In the prior art, when microcapsules are to be produced by the coacervation method, hydrophobic substances are dispersed or emulsified in an aqueous solution of a hydrophilic polymer to desired particle sizes, and then a hydrophilic polymer having opposite charges in the case of the complex coacervation method, or an electrolyte or a poor solvent are added in the case of the simple coacervation method, to effect microencapsulation.
Such prior art methods are useful for the microencapsulation of one kind of hydrophobic substance, but are not suitable for the microencapsulation of two or more kinds of hydrophobic substances with different properties. When microcapsules are produced by coacervation after dispersion or emulsification by successively adding hydrophobic substances into an aqueous hydrophilic polymer solution, an agglomeration or mutual coalescence of the hydrophobic substances will occur during dispersion or emulsification, and thus microcapsules of mixed hydrophobic substances are formed and microcapsules enclosing separate hydrophobic substances can not be obtained. Accordingly, when several kinds of microcapsules enclosing different hydrophobic substances are to be formulated in a product, the number of steps must correspond to the number of kinds of microcapsules, and must be repeated to produce microcapsules enclosing different hydrophobic components, and thereafter, the respective microcapsules must be uniformly mixed into the product.
Generally speaking, when producing microcapsules by coacervation, hydrophobic substances are enclosed with a water-soluble polymer, and thereafter the water-soluble polymer is hardened and made insoluble in water. Since a substance of higher reactivity such as aldehydes is used as the hardening agent, a washing operation must be carried out to completely remove excess hardening agent, e.g., by thoroughly washing the microcapsules after production with purified water. To accomplish this washing, a method in which the steps of removing the aqueous phase portion after complete separation of the microcapsules by standing and again adding the same amount of purified water are repeated, and a method in which the steps of adding the same amount of purified water after separation of the microcapsules from the aqueous phase with a filter are repeated, are known, but both require much time and labor.

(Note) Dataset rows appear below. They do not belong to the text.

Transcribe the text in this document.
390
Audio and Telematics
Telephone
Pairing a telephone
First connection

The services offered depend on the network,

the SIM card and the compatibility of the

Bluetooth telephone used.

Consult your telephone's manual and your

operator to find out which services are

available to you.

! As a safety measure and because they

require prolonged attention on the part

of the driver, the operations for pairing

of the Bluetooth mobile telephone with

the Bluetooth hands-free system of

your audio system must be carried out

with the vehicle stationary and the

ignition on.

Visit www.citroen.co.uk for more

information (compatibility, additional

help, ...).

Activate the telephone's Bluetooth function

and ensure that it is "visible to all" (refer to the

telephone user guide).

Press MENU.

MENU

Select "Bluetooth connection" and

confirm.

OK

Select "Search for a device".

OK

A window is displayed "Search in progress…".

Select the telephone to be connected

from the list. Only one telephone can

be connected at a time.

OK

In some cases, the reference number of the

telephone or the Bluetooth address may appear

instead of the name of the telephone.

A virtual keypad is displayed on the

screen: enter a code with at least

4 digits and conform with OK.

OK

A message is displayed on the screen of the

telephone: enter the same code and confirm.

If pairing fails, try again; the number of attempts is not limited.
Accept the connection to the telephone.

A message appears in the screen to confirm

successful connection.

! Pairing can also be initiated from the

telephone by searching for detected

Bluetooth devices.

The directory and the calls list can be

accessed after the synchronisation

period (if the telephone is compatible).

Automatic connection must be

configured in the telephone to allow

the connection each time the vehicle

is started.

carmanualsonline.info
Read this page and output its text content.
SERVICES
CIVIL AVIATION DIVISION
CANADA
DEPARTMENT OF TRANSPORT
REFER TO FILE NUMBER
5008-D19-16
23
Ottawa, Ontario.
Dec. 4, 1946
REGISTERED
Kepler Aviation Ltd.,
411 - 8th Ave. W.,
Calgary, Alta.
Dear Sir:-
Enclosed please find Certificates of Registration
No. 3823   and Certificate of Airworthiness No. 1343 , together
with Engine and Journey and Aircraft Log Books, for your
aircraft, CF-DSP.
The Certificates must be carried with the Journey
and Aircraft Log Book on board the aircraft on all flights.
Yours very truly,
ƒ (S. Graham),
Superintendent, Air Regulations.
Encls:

Therefore, in the above method in which the same number of steps as the kinds of capsules are repeated, too much time and labor are required for preparing one product, which is extremely cost-disadvantageous.
Also, in the coacervation method, microcapsules with extremely different size or of wall films states may be formed if slight changes in conditions occur, and therefore, when formulating many kinds of microcapsules enclosing different hydrophobic substances in a product, conventionally the sizing was made with a sieve, or the uniformity was disregarded, but the cost was disadvantageously high and a product having a satisfactory appearance could not be obtained.